Covered bonds have meanwhile risen to greater prominence on the international stage, Spitzer noted.
“In the Basel III framework, so the international standard, we have for the first time very recently in the so-called Liquidity Coverage Requirement been able to also export the idea of preferential treatment for covered bonds into the international sphere,” he said. “That’s a big success, we think, because so far we have often argued for the merits of preferential treatment at the international level but there hasn’t been any appetite, this was seen as a European problem, as a European specificity. But the perception at the international level has clearly changed and there is more interest nowadays in covered bonds.
“I think with all of this, we have certainly also incurred a bit of a liability,” he added. “We are using covered bond, the term, as a hook for preferential treatment, we have sold this to the international community, that these bonds are safe and sound and deserve a privileged status, and that basically means that onus is on us that these instruments now really have to perform.”

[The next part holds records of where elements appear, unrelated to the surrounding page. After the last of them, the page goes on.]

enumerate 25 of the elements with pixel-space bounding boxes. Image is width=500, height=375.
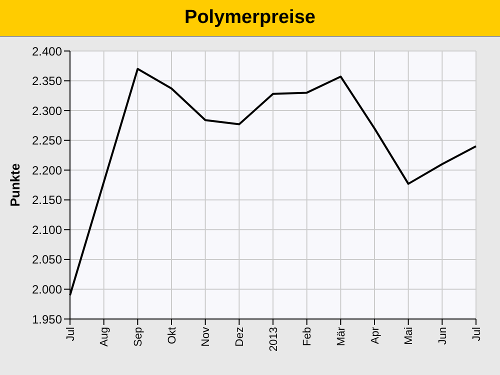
x-tick-label: Mai: [403, 327, 416, 345]
x-tick-label: Feb: [302, 327, 314, 346]
x-tick-label: Jul: [470, 327, 483, 342]
y-axis-title: Punkte: [8, 163, 23, 207]
y-tick-label: 2.300: [32, 104, 62, 118]
x-tick-label: Mär: [335, 326, 348, 346]
chart-title: Polymerpreise: [0, 0, 500, 37]
x-tick-label: Jul: [64, 327, 77, 342]
x-tick-label: Aug: [98, 327, 111, 347]
x-tick-label: 2013: [268, 327, 280, 352]
y-tick-label: 2.050: [32, 252, 62, 267]
x-tick-label: Jun: [436, 327, 449, 345]
x-tick-label: Sep: [132, 327, 144, 347]
x-tick-label: Okt: [166, 327, 178, 344]
y-tick-label: 2.100: [32, 222, 62, 237]
x-tick-label: Nov: [200, 326, 212, 347]
y-tick-label: 2.000: [32, 282, 62, 296]
y-tick-label: 2.150: [32, 193, 62, 208]
y-tick-label: 2.200: [32, 163, 62, 178]
y-tick-label: 2.400: [32, 44, 62, 58]
y-tick-label: 2.350: [32, 74, 62, 88]
y-tick-label: 2.250: [32, 134, 62, 148]
y-tick-label: 1.950: [32, 312, 62, 326]
x-tick-label: Apr: [369, 326, 382, 344]
x-tick-label: Dez: [234, 327, 246, 347]
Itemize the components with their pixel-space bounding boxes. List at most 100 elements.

Spitzer also highlighted how Europe’s varied covered bond products have not performed uniformly during the crisis, with various reasons possibly contributing to this: the credit profiles of issuers and cover pools; their geographical location; a lack of clarity or doubts about legal frameworks; and pricing based on expected sovereign support. He said the Commission would rather see covered bonds priced based on credit considerations than being tied to sovereigns.
“We would hope that a common framework could foster market integration, could reduce the home bias that we see from investors towards their own local markets, and could maybe also attract more investment from third countries,” he said.
Spitzer said that “there is something really at stake here for the industry” and encouraged market participants to respond in detail to the Commission’s consultation paper given how important the issue is, adding that it would be difficult to take the appropriate decision if only high level feedback is offered.
In response to a question, he acknowledged the need for the Commission to give an indication of what direction it will take relatively quickly after the consultation period has ended. Spitzer said that should it opt for voluntary harmonisation, it could move ahead relatively quickly with this and any tightening of criteria for preferential treatment, for example in CRR. But he said that should the Commission opt for legislation, this would require much more careful reflection and preparation.